Clément Foucher, który niedawno obchodził 25. urodziny, rozpoczął swoją przygodę z piłką ręczną w Cournon-d'Auvergne w wieku 7 lat. Początkowo uprawiał hokej na lodzie, ale po kontuzji nogi zainteresował się piłką ręczną przez obserwację brata i od tej pory nie przerwał treningów, wyjaśnia zawodnik na pozycji prawoskrzydłowego.

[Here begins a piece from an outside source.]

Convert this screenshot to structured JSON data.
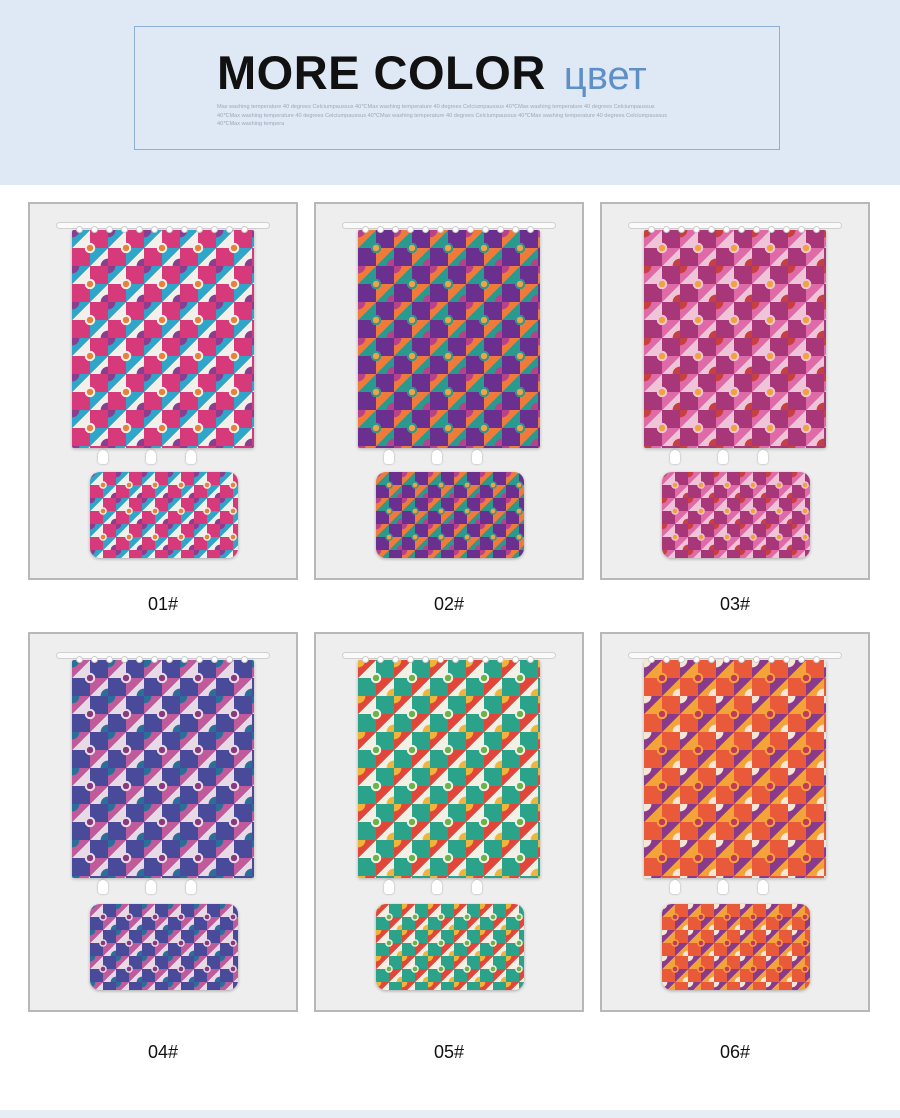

Po dwóch latach spędzonych w Riom, Foucher przeniósł się do Lanester mając zaledwie 18 lat, gdzie grał przez cztery lata, w tym dwa lata na poziomie N1. Następnie spędził trzy sezony w Loudéac, gdzie obniżył poziom rozgrywek, co pozwoliło mu odzyskać pewność siebie i więcej czasu na grę. Wybór Hennebont był dla niego naturalny ze względu na znajomość trenera Mathieu Hurtauda oraz kapitana Yohanna Monieza. Klub postrzega jako rodzinny, z dobrym klimatem w zespole i ambitnymi celami.
W ostatnim meczu w Libourne, gdy nie mógł wystąpić Romain Schropfer, Foucher grał cały mecz, co dodało mu pewności, chociaż drużyna przegrała z powodu braku skuteczności i zbyt wielu strat piłki. Przed nadchodzącym spotkaniem z niepokonaną do tej pory Union Sud Mayenne, zespół musi się bardziej skupić na sobie, narzucić swój styl gry i rytm. Zwycięstwo jest konieczne.
Hennebont będzie musiał radzić sobie z kilkoma absencjami, w tym kontuzją środkowego rozgrywającego Samuela Hadjadje oraz brakiem zwyczajowych dwóch bramkarzy.